Dec 23, 2014 - 4 minute read - programming science

Programming Done Right Follows The Scientific Method

AKA Good Programmers Are Doing Real Science

There are a bunch of long-ish winded definitions of the scientific method, but I think a reasonable pithy description would be:

  1. Come up with a theory to explain an existing phenomena.
  2. Use that theory to come up with a falsifiable prediction.
  3. Conduct experiments to prove or disprove the truth of the prediction.
  4. Independent parties repeat #3 and reproduce the results.

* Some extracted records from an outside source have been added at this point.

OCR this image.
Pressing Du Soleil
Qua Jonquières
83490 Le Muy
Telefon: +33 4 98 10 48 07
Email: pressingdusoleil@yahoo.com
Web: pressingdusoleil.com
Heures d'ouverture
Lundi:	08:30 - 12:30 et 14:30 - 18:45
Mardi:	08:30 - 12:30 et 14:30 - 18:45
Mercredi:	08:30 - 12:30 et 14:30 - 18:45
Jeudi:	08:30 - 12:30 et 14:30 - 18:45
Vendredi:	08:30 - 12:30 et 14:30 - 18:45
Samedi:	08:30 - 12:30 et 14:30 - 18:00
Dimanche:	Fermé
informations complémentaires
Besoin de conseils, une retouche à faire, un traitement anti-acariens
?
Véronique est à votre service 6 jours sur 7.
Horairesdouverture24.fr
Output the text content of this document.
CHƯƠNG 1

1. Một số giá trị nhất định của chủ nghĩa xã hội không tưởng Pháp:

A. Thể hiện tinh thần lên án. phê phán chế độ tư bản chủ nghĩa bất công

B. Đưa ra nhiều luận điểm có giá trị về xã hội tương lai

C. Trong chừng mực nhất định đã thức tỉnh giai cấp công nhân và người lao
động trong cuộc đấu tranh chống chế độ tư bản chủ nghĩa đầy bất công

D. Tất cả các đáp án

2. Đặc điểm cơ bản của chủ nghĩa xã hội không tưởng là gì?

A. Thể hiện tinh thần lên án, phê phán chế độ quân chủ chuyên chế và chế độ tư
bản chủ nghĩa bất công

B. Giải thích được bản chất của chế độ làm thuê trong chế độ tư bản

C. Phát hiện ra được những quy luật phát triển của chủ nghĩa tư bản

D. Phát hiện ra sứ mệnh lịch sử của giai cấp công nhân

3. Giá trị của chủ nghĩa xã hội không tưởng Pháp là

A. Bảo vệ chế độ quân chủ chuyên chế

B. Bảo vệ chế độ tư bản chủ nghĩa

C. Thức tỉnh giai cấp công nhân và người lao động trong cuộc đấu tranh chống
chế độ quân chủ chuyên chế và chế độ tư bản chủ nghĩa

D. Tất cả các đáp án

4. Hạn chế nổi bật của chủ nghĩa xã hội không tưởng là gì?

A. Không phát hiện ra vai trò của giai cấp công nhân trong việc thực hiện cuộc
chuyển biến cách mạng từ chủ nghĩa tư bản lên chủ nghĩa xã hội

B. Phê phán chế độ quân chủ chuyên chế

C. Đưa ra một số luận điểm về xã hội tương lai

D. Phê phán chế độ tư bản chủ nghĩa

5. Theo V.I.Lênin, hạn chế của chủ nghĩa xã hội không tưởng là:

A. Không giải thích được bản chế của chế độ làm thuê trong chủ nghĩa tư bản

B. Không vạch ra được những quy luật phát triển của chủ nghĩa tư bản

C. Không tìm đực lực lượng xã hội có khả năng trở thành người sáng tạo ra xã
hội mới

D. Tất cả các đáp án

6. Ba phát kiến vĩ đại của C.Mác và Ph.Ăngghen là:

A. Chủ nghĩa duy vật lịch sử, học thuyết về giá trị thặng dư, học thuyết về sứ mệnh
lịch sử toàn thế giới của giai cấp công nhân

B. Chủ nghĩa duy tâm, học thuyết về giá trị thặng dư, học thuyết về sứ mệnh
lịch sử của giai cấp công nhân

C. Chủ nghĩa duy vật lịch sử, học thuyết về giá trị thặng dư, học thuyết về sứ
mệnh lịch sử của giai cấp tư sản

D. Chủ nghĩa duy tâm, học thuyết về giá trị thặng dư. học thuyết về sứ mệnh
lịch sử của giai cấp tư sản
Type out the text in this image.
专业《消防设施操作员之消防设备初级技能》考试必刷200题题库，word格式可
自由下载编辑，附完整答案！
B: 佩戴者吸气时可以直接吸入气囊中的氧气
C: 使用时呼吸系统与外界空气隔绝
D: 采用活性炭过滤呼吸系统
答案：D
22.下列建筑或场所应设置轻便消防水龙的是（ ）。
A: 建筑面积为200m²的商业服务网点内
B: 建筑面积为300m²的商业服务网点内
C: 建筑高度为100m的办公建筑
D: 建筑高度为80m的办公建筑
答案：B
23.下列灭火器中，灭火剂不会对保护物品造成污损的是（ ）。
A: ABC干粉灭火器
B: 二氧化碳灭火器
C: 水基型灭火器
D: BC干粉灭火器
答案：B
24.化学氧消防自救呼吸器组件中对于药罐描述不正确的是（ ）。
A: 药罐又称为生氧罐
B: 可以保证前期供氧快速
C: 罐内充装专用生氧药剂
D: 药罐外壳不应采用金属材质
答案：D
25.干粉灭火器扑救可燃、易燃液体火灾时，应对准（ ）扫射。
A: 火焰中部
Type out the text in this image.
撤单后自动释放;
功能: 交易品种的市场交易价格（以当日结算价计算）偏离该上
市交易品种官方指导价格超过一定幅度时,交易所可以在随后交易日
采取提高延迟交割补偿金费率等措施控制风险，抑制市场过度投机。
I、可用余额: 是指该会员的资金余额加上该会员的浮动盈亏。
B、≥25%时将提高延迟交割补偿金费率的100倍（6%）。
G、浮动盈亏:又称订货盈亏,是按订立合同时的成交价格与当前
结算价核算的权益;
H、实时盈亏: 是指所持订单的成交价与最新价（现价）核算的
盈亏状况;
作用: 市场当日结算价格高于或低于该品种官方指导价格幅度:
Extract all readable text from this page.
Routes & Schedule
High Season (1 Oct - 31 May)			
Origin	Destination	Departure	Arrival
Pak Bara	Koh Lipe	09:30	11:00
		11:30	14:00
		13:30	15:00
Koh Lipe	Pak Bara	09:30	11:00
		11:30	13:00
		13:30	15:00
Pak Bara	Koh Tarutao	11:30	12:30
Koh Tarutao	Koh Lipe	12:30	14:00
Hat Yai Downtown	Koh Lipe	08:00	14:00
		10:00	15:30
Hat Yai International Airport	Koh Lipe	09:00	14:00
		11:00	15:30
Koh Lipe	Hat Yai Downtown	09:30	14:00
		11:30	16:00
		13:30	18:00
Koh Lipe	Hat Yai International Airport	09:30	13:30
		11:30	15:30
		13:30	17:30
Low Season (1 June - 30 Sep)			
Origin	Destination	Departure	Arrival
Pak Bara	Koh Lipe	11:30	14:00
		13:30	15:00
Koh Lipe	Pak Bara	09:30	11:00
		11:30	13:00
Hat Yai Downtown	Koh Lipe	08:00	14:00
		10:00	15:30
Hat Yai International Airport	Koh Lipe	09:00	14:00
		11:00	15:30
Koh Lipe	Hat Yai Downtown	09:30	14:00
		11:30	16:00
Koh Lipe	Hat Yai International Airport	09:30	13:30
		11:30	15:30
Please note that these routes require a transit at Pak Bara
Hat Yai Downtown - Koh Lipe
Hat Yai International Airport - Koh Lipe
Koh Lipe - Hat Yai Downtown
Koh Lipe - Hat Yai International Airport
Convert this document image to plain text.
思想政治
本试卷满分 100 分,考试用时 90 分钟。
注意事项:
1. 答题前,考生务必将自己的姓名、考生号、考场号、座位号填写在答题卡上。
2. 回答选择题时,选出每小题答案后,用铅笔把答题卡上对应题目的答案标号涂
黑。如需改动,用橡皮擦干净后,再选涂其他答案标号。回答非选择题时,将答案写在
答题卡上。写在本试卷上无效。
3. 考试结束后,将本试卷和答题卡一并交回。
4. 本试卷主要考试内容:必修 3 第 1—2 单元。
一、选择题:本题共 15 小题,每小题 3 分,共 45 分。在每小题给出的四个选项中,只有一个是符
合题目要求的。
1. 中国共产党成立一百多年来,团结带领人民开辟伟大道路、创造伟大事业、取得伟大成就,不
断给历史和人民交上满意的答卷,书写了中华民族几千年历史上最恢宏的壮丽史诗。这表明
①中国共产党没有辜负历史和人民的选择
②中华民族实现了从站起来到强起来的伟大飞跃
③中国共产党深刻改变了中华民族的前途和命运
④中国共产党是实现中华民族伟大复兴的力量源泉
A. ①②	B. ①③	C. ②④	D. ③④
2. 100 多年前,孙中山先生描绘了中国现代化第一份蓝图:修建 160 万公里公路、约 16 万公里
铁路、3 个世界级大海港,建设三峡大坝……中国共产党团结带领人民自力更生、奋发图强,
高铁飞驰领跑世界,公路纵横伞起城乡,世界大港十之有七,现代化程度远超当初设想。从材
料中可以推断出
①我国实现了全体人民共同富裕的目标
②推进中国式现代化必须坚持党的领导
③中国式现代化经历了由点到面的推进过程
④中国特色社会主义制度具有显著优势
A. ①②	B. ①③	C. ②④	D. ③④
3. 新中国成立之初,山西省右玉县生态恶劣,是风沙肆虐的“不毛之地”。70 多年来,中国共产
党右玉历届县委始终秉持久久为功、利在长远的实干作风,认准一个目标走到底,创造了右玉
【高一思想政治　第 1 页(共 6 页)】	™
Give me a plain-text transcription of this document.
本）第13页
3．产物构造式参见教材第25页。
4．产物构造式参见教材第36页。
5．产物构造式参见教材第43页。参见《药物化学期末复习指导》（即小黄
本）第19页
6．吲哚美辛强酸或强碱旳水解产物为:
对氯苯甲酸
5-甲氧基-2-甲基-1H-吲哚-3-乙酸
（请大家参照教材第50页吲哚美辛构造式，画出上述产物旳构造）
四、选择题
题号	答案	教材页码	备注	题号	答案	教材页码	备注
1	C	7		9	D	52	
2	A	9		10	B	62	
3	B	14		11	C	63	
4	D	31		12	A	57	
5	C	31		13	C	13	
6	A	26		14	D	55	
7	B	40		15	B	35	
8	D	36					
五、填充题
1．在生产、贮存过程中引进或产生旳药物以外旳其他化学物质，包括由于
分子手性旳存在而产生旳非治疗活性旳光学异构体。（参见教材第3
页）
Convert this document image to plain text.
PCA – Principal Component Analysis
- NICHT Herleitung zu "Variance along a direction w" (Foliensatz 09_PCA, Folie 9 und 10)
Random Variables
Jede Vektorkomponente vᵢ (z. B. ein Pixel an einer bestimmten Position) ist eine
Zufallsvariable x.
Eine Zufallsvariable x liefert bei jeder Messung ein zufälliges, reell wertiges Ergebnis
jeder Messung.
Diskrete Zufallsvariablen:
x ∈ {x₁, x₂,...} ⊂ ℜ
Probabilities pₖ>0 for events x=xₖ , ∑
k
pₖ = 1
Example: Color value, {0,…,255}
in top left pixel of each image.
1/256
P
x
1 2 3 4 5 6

Now if the experiments at step three or four disprove the truth of the prediction, one of a few things can happen:

  1. Other related falsifiable predictions are in agreement, so the theory might only need adjustment.
  2. The results of the experiment indicate that the theory is fundamentally flawed. This can happen due to results contradicting base assumptions and/or presuppositions.
  3. The experiment itself is the problem.
  4. Fun statistics stuff.

Sound Familiar?

If you follow good programmer discipline, it should sound quite familiar. This is the story of good software testing. Ideally, you write code that does something. Your theory is that it works in a certain way. Then you write tests to prove or disprove that it works that way. Then you run the tests again and again in a continuous build system apart from your main development box so you get reproducible results. And in an open source project, random people on the internet run those same tests.

Now when you have consistently reproducible green builds, you can feel good that your theory (assuming the experiments cover enough) is correct. But the “interesting” things are when step three or four go awry. Analogous to experimental results, with automated tests:

  • You could get perfectly reproducible red builds. That is, the theory is consistently disproved by experiments.
  • It could build locally just fine, but fail on the continuous build or vice versa. That is, reproducibility fails based upon who does the experiment.
  • You could have a build that succeeds some/most of the time but fails indeterminately. That is, reproducibility fails randomly.

These happen for some of the following reasons:

  • The subject under test is just plain busted. That is, the theory is wrong.
  • The subject under test mostly works. That is, the theory is an approximation of truth.
  • Sometimes, as above, the test is just wrong, that is the experiment is the problem.
  • Race conditions in the code. That is, the theory needs adjustment.
  • Under specified environmental conditions. The theory does not sufficiently describe all variables.

Now depending on the nature of the failure, you can either:

  • Ignore the fact that the tests fail because you don’t believe in unit and integration testing as a valid thing.
  • Ignore the fact that the tests fail because it shows some fundamental thing in your code is wrong. Or perhaps maybe somebody you don’t like wrote the test, or they adhere to a methodology you don’t believe is valid. Validity of the methodology aside, if the test is doing the right thing, the subject under test is still broken. I’m not talking about temporarily disabling a test for practical reasons like getting a build out on a system that won’t push a build with a failing test that you’re not immediately worried about, I’m talking about denial here.
  • Acknowledge the problem, but don’t address it right away. There are a number of valid reasons to do so, such as it’s a rare flaky test, and the underlying problem is not a high-risk fault.
  • Track down the problem in the code or test and fix it.

If you do the first two, you’re not testing, you’re being irrational. There’s a problem in your code that needs to be addressed. If you do the latter two, you my friend are doing real computer science.

So if you’re doing software development correctly, you are in fact exercising the scientific method, and by extension are doing real science. It may not be in the natural world, per se, but is science just the same.